Statistics from Altmetric.com
If you wish to reuse any or all of this article please use the link below which will take you to the Copyright Clearance Center’s RightsLink service. You will be able to get a quick price and instant permission to reuse the content in many different ways.
The authors put forward an interesting response to detractors of black box algorithms. According to the authors, what is of ethical relevance for medical artificial intelligence is not so much their transparency, but rather their reliability as a process capable of producing accurate and trustworthy results. The implications of this view are twofold. First, it is permissible to implement a black box algorithm in clinical settings, provided the algorithm’s epistemic authority is tempered by physician expertise and consideration of patient autonomy. Second, physicians are not expected to possess exhaustive knowledge or understanding of the algorithmic computation by which they verify or augment their medical opinions. The potential of these algorithms to improve diagnostic and procedural accuracy alongside the quality of patient decision-making is undoubtedly a boon to modern medicine, but blind deference to them is neither feasible nor responsible, as several logistical and ethical quagmires noted by the authors still remain inherent in algorithmic software.
I concur with the authors on their central thesis concerning computational reliabilism.1 Properly designed algorithms fed properly vetted informational diets have demonstrated substantial gains in accuracy compared with human counterparts.i I see no prima facie reason why opacity alone ought to impugn their epistemic status. As the authors aptly note, physicians are already held responsible for operating machinery they do not fully understand (ie, MRI scans). Moreover, in cases where such machines malfunction, the supervising physician (or hospital) is held legally culpable. It seems then that an acceptable degree of epistemic opacity is already inherent in the administration of ordinary healthcare. Indeed, some might even make the stronger claim that physicians are somewhat opaque to themselves, insofar as the deeper neurological or heuristic mechanisms by which they come to particular medical opinions remain inaccessible.
While I grant physicians are epistemically and normatively justified in trusting properly supervised algorithms, and that it would be overdemanding to expect physicians to double as programmers or computer engineers, I do not share the authors’ confidence that the responsibility gap has been satisfyingly dispensed with.
The responsibility gap is often cashed out as a simple question of ‘who do we blame?’ with an emphasis on deciding who ought to pay restitution to the victim (ie, the hospital, the physician, the programmers, the parent company of the software, and so on). This is both a moral and a legal question. Even if one satisfies this question though (the authors consider the physician sufficiently accountable for algorithmic hiccups), it seems there is an essential condition of redress which remains impossible, namely the implementation of any systematic preventive measures against future recurrence. In the event of a mistake caused by an algorithm’s blind spot, could any procedure be put in place to ensure that future mistakes of the same sort do not repeat themselves?
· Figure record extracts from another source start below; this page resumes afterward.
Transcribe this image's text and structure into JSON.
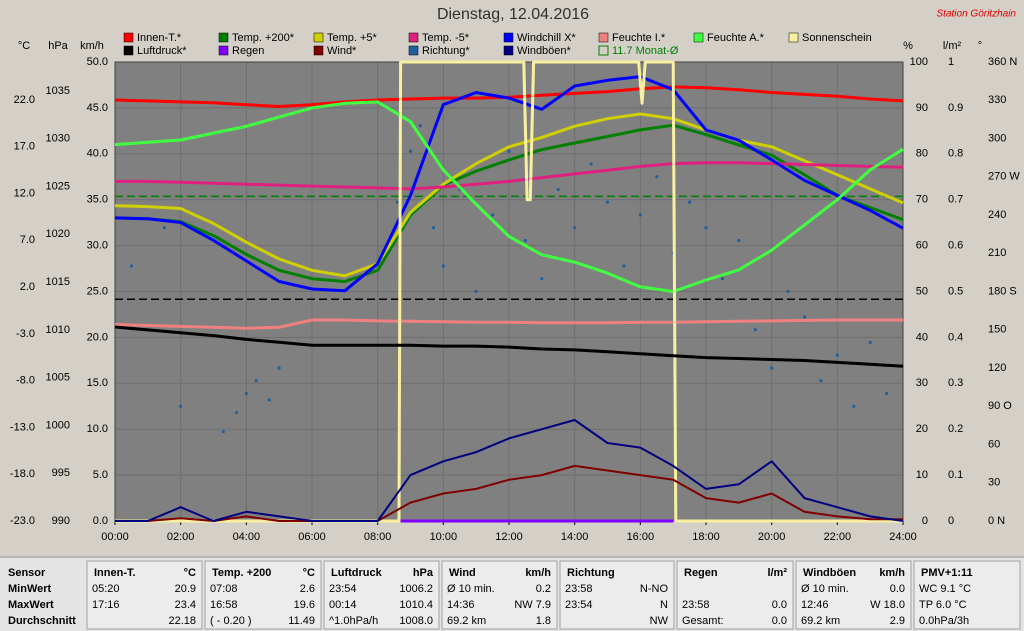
{
  "chart_data": {
    "type": "line",
    "title": "Dienstag, 12.04.2016",
    "subtitle": "Station Göritzhain",
    "x": [
      0,
      1,
      2,
      3,
      4,
      5,
      6,
      7,
      8,
      9,
      10,
      11,
      12,
      13,
      14,
      15,
      16,
      17,
      18,
      19,
      20,
      21,
      22,
      23,
      24
    ],
    "xlim": [
      0,
      24
    ],
    "xticks": [
      {
        "value": 0,
        "label": "00:00"
      },
      {
        "value": 2,
        "label": "02:00"
      },
      {
        "value": 4,
        "label": "04:00"
      },
      {
        "value": 6,
        "label": "06:00"
      },
      {
        "value": 8,
        "label": "08:00"
      },
      {
        "value": 10,
        "label": "10:00"
      },
      {
        "value": 12,
        "label": "12:00"
      },
      {
        "value": 14,
        "label": "14:00"
      },
      {
        "value": 16,
        "label": "16:00"
      },
      {
        "value": 18,
        "label": "18:00"
      },
      {
        "value": 20,
        "label": "20:00"
      },
      {
        "value": 22,
        "label": "22:00"
      },
      {
        "value": 24,
        "label": "24:00"
      }
    ],
    "grid": true,
    "axes": [
      {
        "unit": "°C",
        "lim": [
          -23,
          26.06
        ],
        "ticks": [
          {
            "value": -23,
            "label": "-23.0"
          },
          {
            "value": -18,
            "label": "-18.0"
          },
          {
            "value": -13,
            "label": "-13.0"
          },
          {
            "value": -8,
            "label": "-8.0"
          },
          {
            "value": -3,
            "label": "-3.0"
          },
          {
            "value": 2,
            "label": "2.0"
          },
          {
            "value": 7,
            "label": "7.0"
          },
          {
            "value": 12,
            "label": "12.0"
          },
          {
            "value": 17,
            "label": "17.0"
          },
          {
            "value": 22,
            "label": "22.0"
          }
        ]
      },
      {
        "unit": "hPa",
        "lim": [
          990,
          1038.03
        ],
        "ticks": [
          990,
          995,
          1000,
          1005,
          1010,
          1015,
          1020,
          1025,
          1030,
          1035
        ]
      },
      {
        "unit": "km/h",
        "lim": [
          0,
          50
        ],
        "ticks": [
          {
            "value": 0,
            "label": "0.0"
          },
          {
            "value": 5,
            "label": "5.0"
          },
          {
            "value": 10,
            "label": "10.0"
          },
          {
            "value": 15,
            "label": "15.0"
          },
          {
            "value": 20,
            "label": "20.0"
          },
          {
            "value": 25,
            "label": "25.0"
          },
          {
            "value": 30,
            "label": "30.0"
          },
          {
            "value": 35,
            "label": "35.0"
          },
          {
            "value": 40,
            "label": "40.0"
          },
          {
            "value": 45,
            "label": "45.0"
          },
          {
            "value": 50,
            "label": "50.0"
          }
        ]
      },
      {
        "unit": "%",
        "lim": [
          0,
          100
        ],
        "ticks": [
          0,
          10,
          20,
          30,
          40,
          50,
          60,
          70,
          80,
          90,
          100
        ]
      },
      {
        "unit": "l/m²",
        "lim": [
          0,
          1
        ],
        "ticks": [
          0,
          0.1,
          0.2,
          0.3,
          0.4,
          0.5,
          0.6,
          0.7,
          0.8,
          0.9,
          1
        ]
      },
      {
        "unit": "°",
        "lim": [
          0,
          360
        ],
        "ticks": [
          {
            "value": 0,
            "label": "0  N"
          },
          {
            "value": 30,
            "label": "30"
          },
          {
            "value": 60,
            "label": "60"
          },
          {
            "value": 90,
            "label": "90  O"
          },
          {
            "value": 120,
            "label": "120"
          },
          {
            "value": 150,
            "label": "150"
          },
          {
            "value": 180,
            "label": "180  S"
          },
          {
            "value": 210,
            "label": "210"
          },
          {
            "value": 240,
            "label": "240"
          },
          {
            "value": 270,
            "label": "270  W"
          },
          {
            "value": 300,
            "label": "300"
          },
          {
            "value": 330,
            "label": "330"
          },
          {
            "value": 360,
            "label": "360  N"
          }
        ]
      }
    ],
    "series": [
      {
        "name": "Innen-T.*",
        "color": "#ff0000",
        "axis": 0,
        "values": [
          22.0,
          21.9,
          21.8,
          21.7,
          21.5,
          21.3,
          21.5,
          21.8,
          22.0,
          22.1,
          22.2,
          22.2,
          22.3,
          22.5,
          22.7,
          22.9,
          23.2,
          23.4,
          23.3,
          23.1,
          22.8,
          22.6,
          22.4,
          22.1,
          21.9
        ]
      },
      {
        "name": "Temp. +200*",
        "color": "#008000",
        "axis": 0,
        "values": [
          9.4,
          9.3,
          9.0,
          7.5,
          5.5,
          3.8,
          2.9,
          2.6,
          3.8,
          9.7,
          12.9,
          14.4,
          15.6,
          16.7,
          17.4,
          18.1,
          18.8,
          19.3,
          18.3,
          17.2,
          16.1,
          14.0,
          11.8,
          10.5,
          9.2
        ]
      },
      {
        "name": "Temp. +5*",
        "color": "#d0d000",
        "axis": 0,
        "values": [
          10.7,
          10.6,
          10.4,
          8.8,
          6.8,
          5.0,
          3.8,
          3.2,
          4.5,
          10.0,
          13.0,
          15.2,
          17.0,
          18.0,
          19.2,
          20.0,
          20.5,
          20.0,
          18.8,
          17.7,
          17.0,
          15.5,
          14.0,
          12.5,
          11.0
        ]
      },
      {
        "name": "Temp. -5*",
        "color": "#e0207f",
        "axis": 0,
        "values": [
          13.3,
          13.3,
          13.2,
          13.1,
          13.0,
          12.9,
          12.8,
          12.7,
          12.6,
          12.5,
          12.7,
          13.0,
          13.3,
          13.7,
          14.1,
          14.5,
          14.9,
          15.2,
          15.3,
          15.3,
          15.2,
          15.1,
          15.0,
          14.9,
          14.8
        ]
      },
      {
        "name": "Windchill X*",
        "color": "#0000ff",
        "axis": 0,
        "values": [
          9.4,
          9.3,
          8.9,
          7.0,
          4.8,
          2.6,
          1.8,
          1.6,
          4.5,
          11.8,
          21.5,
          22.8,
          22.2,
          21.0,
          23.5,
          24.1,
          24.5,
          23.1,
          18.8,
          17.7,
          15.6,
          13.4,
          11.8,
          10.2,
          8.3
        ]
      },
      {
        "name": "Feuchte I.*",
        "color": "#f08080",
        "axis": 3,
        "values": [
          42.8,
          42.6,
          42.4,
          42.2,
          42.0,
          42.2,
          43.8,
          43.8,
          43.6,
          43.5,
          43.4,
          43.3,
          43.3,
          43.2,
          43.2,
          43.2,
          43.3,
          43.3,
          43.4,
          43.5,
          43.6,
          43.7,
          43.8,
          43.8,
          43.8
        ]
      },
      {
        "name": "Feuchte A.*",
        "color": "#40ff40",
        "axis": 3,
        "values": [
          82,
          82.5,
          83,
          84.5,
          86,
          88,
          90,
          91,
          91.3,
          87,
          76.5,
          69,
          62,
          58,
          56.4,
          54,
          51,
          50,
          52.5,
          54.7,
          59,
          64.5,
          70,
          76.5,
          81
        ]
      },
      {
        "name": "Sonnenschein",
        "color": "#f8f0a0",
        "axis": 3,
        "x": [
          0,
          8.65,
          8.7,
          12.45,
          12.55,
          12.65,
          12.75,
          15.95,
          16.05,
          16.15,
          17.0,
          17.08,
          24
        ],
        "values": [
          0,
          0,
          100,
          100,
          70,
          70,
          100,
          100,
          91,
          100,
          100,
          0,
          0
        ]
      },
      {
        "name": "Luftdruck*",
        "color": "#000000",
        "axis": 1,
        "values": [
          1010.3,
          1010.0,
          1009.7,
          1009.4,
          1009.0,
          1008.7,
          1008.4,
          1008.4,
          1008.4,
          1008.4,
          1008.3,
          1008.3,
          1008.2,
          1008.0,
          1007.9,
          1007.7,
          1007.5,
          1007.3,
          1007.1,
          1007.0,
          1006.9,
          1006.8,
          1006.6,
          1006.4,
          1006.2
        ]
      },
      {
        "name": "Regen",
        "color": "#8000ff",
        "axis": 4,
        "x": [
          8.7,
          17.0
        ],
        "values": [
          0,
          0
        ]
      },
      {
        "name": "Wind*",
        "color": "#800000",
        "axis": 2,
        "values": [
          0,
          0,
          0.3,
          0,
          0.5,
          0,
          0,
          0,
          0,
          2.0,
          3.0,
          3.5,
          4.5,
          5.0,
          6.0,
          5.5,
          5.0,
          4.5,
          2.5,
          2.0,
          3.0,
          1.0,
          0.5,
          0.2,
          0.2
        ]
      },
      {
        "name": "Richtung*",
        "color": "#2060a0",
        "axis": 5,
        "kind": "dots",
        "x": [
          0.5,
          1.5,
          2.0,
          3.3,
          3.7,
          4.0,
          4.3,
          4.7,
          5.0,
          8.6,
          9.0,
          9.3,
          9.7,
          10.0,
          10.5,
          11.0,
          11.5,
          12.0,
          12.5,
          13.0,
          13.5,
          14.0,
          14.5,
          15.0,
          15.5,
          16.0,
          16.5,
          17.0,
          17.5,
          18.0,
          18.5,
          19.0,
          19.5,
          20.0,
          20.5,
          21.0,
          21.5,
          22.0,
          22.5,
          23.0,
          23.5
        ],
        "values": [
          200,
          230,
          90,
          70,
          85,
          100,
          110,
          95,
          120,
          250,
          290,
          310,
          230,
          200,
          260,
          180,
          240,
          290,
          220,
          190,
          260,
          230,
          280,
          250,
          200,
          240,
          270,
          210,
          250,
          230,
          190,
          220,
          150,
          120,
          180,
          160,
          110,
          130,
          90,
          140,
          100
        ]
      },
      {
        "name": "Windböen*",
        "color": "#000080",
        "axis": 2,
        "values": [
          0,
          0,
          1.5,
          0,
          1.0,
          0.5,
          0,
          0,
          0,
          5.0,
          6.5,
          7.5,
          9.0,
          10.0,
          11.0,
          8.5,
          8.0,
          6.0,
          3.5,
          4.0,
          6.5,
          2.5,
          1.5,
          0.5,
          0
        ]
      }
    ],
    "reference_lines": [
      {
        "name": "11.7 Monat-Ø",
        "color": "#008000",
        "axis": 0,
        "value": 11.7
      },
      {
        "color": "#000000",
        "axis": 1,
        "value": 1013.2
      }
    ]
  },
  "table": {
    "row_labels": [
      "Sensor",
      "MinWert",
      "MaxWert",
      "Durchschnitt"
    ],
    "columns": [
      {
        "title": "Innen-T.",
        "unit": "°C",
        "rows": [
          [
            "05:20",
            "20.9"
          ],
          [
            "17:16",
            "23.4"
          ],
          [
            null,
            "22.18"
          ]
        ]
      },
      {
        "title": "Temp. +200",
        "unit": "°C",
        "rows": [
          [
            "07:08",
            "2.6"
          ],
          [
            "16:58",
            "19.6"
          ],
          [
            "( - 0.20 )",
            "11.49"
          ]
        ]
      },
      {
        "title": "Luftdruck",
        "unit": "hPa",
        "rows": [
          [
            "23:54",
            "1006.2"
          ],
          [
            "00:14",
            "1010.4"
          ],
          [
            "^1.0hPa/h",
            "1008.0"
          ]
        ]
      },
      {
        "title": "Wind",
        "unit": "km/h",
        "rows": [
          [
            "Ø 10 min.",
            "0.2"
          ],
          [
            "14:36",
            "NW 7.9"
          ],
          [
            "69.2 km",
            "1.8"
          ]
        ]
      },
      {
        "title": "Richtung",
        "rows": [
          [
            "23:58",
            "N-NO"
          ],
          [
            "23:54",
            "N"
          ],
          [
            null,
            "NW"
          ]
        ]
      },
      {
        "title": "Regen",
        "unit": "l/m²",
        "rows": [
          [
            null,
            null
          ],
          [
            "23:58",
            "0.0"
          ],
          [
            "Gesamt:",
            "0.0"
          ]
        ]
      },
      {
        "title": "Windböen",
        "unit": "km/h",
        "rows": [
          [
            "Ø 10 min.",
            "0.0"
          ],
          [
            "12:46",
            "W 18.0"
          ],
          [
            "69.2 km",
            "2.9"
          ]
        ]
      },
      {
        "title": "PMV+1:11",
        "rows": [
          [
            "WC 9.1 °C"
          ],
          [
            "TP 6.0 °C"
          ],
          [
            "0.0hPa/3h"
          ]
        ]
      }
    ]
  }
}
The golden standard of reducing medical errors, a systems-based approach, relies on identifying and remedying underlying factors which contribute to or increase the likelihood of a given error recurring. A systems approach is critically dependent on the ability to perform a thorough autopsy of the failure and devise an effective solution. This process threatens to become impossible when the algorithm principally responsible for causing the failure is opaque to postmortem investigation. In the case of black box algorithms, are we left to simply wring our hands and accept that the software is, say, 97% accurate, with an unidentified but statistically certain 3% of patients who will continue to be victims? Many algorithms relying on supervised learning adjust the weights assigned to particular variables in light of mislabelling a given input datum as a way of learning and improving over time. Nonetheless, it is possible this recalibration may not be sufficient to correct the flaw outright or in a timely manner (it may take many more repeats of the same mistake to calibrate accurately, and it may never properly calibrate).
The moral cost of being impotent to prevent future recurrences of algorithmic medical error (even if these errors are very rare) cannot be understated, as it is an integral step of a medical community to admit failure, promise to do better and give victims the peace of mind that their fate will not be needlessly suffered by others.
Contributors BL is the sole author of this commentary.
Funding The authors have not declared a specific grant for this research from any funding agency in the public, commercial or not-for-profit sectors.
Competing interests None declared.
Provenance and peer review Commissioned; internally peer reviewed.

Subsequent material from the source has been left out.